Bu tip hastanın daha önceden bağının bulunduğu şeyleri kullanmak çok önemli etkiye sahip olabilir. Eğer hasta bunlardan birine tepki gösterirse avının pelinden koşan bir aslan gibi davranılmalıdır. Hastadan herhangi bir yanıt alabilmek için uzman tüm ihtimalleri değerlendirmeli ve her işareti takip etmelidir. Böylece hasta belirli bir gelişme ritmine girebilir.

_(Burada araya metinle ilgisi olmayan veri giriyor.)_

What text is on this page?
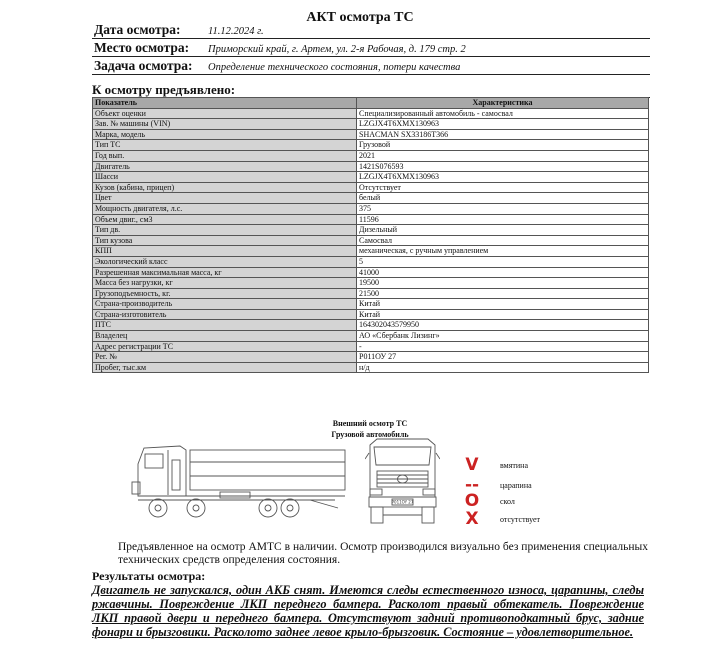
АКТ осмотра ТС
Дата осмотра:	11.12.2024 г.
Место осмотра: Приморский край, г. Артем, ул. 2-я Рабочая, д. 179 стр. 2
Задача осмотра: Определение технического состояния, потери качества
К осмотру предъявлено:
Показатель	Характеристика
Объект оценки	Специализированный автомобиль - самосвал
Зав. № машины (VIN)	LZGJX4T6XMX130963
Марка, модель	SHACMAN SX33186T366
Тип ТС	Грузовой
Год вып.	2021
Двигатель	1421S076593
Шасси	LZGJX4T6XMX130963
Кузов (кабина, прицеп)	Отсутствует
Цвет	белый
Мощность двигателя, л.с.	375
Объем двиг., см3	11596
Тип дв.	Дизельный
Тип кузова	Самосвал
КПП	механическая, с ручным управлением
Экологический класс	5
Разрешенная максимальная масса, кг	41000
Масса без нагрузки, кг	19500
Грузоподъемность, кг.	21500
Страна-производитель	Китай
Страна-изготовитель	Китай
ПТС	164302043579950
Владелец	АО «Сбербанк Лизинг»
Адрес регистрации ТС	-
Рег. №	Р011ОУ 27
Пробег, тыс.км	н/д
Внешний осмотр ТС
Грузовой автомобиль
P011OY 27
V	вмятина
--	царапина
O	скол
X	отсутствует
Предъявленное на осмотр АМТС в наличии. Осмотр производился визуально без применения специальных технических средств определения состояния.
Результаты осмотра:
Двигатель не запускался, один АКБ снят. Имеются следы естественного износа, царапины, следы ржавчины. Повреждение ЛКП переднего бампера. Расколот правый обтекатель. Повреждение ЛКП правой двери и переднего бампера. Отсутствуют задний противоподкатный брус, задние фонари и брызговики. Расколото заднее левое крыло-брызговик. Состояние – удовлетворительное.
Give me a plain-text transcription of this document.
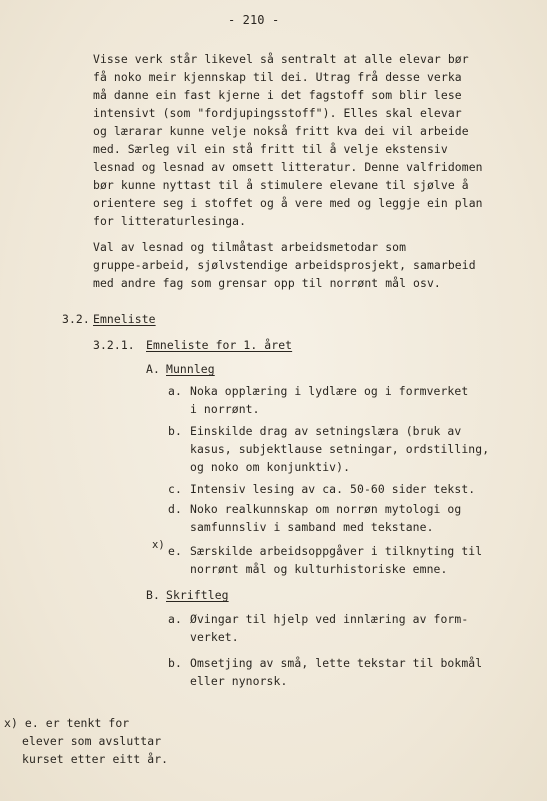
- 210 -
Visse verk står likevel så sentralt at alle elevar bør
få noko meir kjennskap til dei. Utrag frå desse verka
må danne ein fast kjerne i det fagstoff som blir lese
intensivt (som "fordjupingsstoff"). Elles skal elevar
og lærarar kunne velje nokså fritt kva dei vil arbeide
med. Særleg vil ein stå fritt til å velje ekstensiv
lesnad og lesnad av omsett litteratur. Denne valfridomen
bør kunne nyttast til å stimulere elevane til sjølve å
orientere seg i stoffet og å vere med og leggje ein plan
for litteraturlesinga.
Val av lesnad og tilmåtast arbeidsmetodar som
gruppe-arbeid, sjølvstendige arbeidsprosjekt, samarbeid
med andre fag som grensar opp til norrønt mål osv.
3.2. Emneliste
3.2.1. Emneliste for 1. året
A. Munnleg
a. Noka opplæring i lydlære og i formverket
i norrønt.
b. Einskilde drag av setningslæra (bruk av
kasus, subjektlause setningar, ordstilling,
og noko om konjunktiv).
c. Intensiv lesing av ca. 50-60 sider tekst.
d. Noko realkunnskap om norrøn mytologi og
samfunnsliv i samband med tekstane.
x) e. Særskilde arbeidsoppgåver i tilknyting til
norrønt mål og kulturhistoriske emne.
B. Skriftleg
a. Øvingar til hjelp ved innlæring av form-
verket.
b. Omsetjing av små, lette tekstar til bokmål
eller nynorsk.
x) e. er tenkt for
elever som avsluttar
kurset etter eitt år.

Komadaki insanlarla ilgilenmek zordur çünkü her gün meydana gelen değişiklikler oldukça küçük ve fark edilmesi zor hareketlerdir. Neyse ki nöroplasti sayesinde hazırlanan zeminler bunu kolaylaştırıyor. Sonuç olarak tüm hastalara ve elbette komadaki hastaların yakınlarına, sabırlı davrandıkları sürece sonuç elde edebileceklerine inanmaları gerektiğini söylemek istiyoruz.
Bu metin yalnızca bilgilendirme amaçlı sunulmuştur ve bir profesyonelle görüşmeyi yerine geçmez. Şüpheleriniz varsa, uzmanınıza danışın.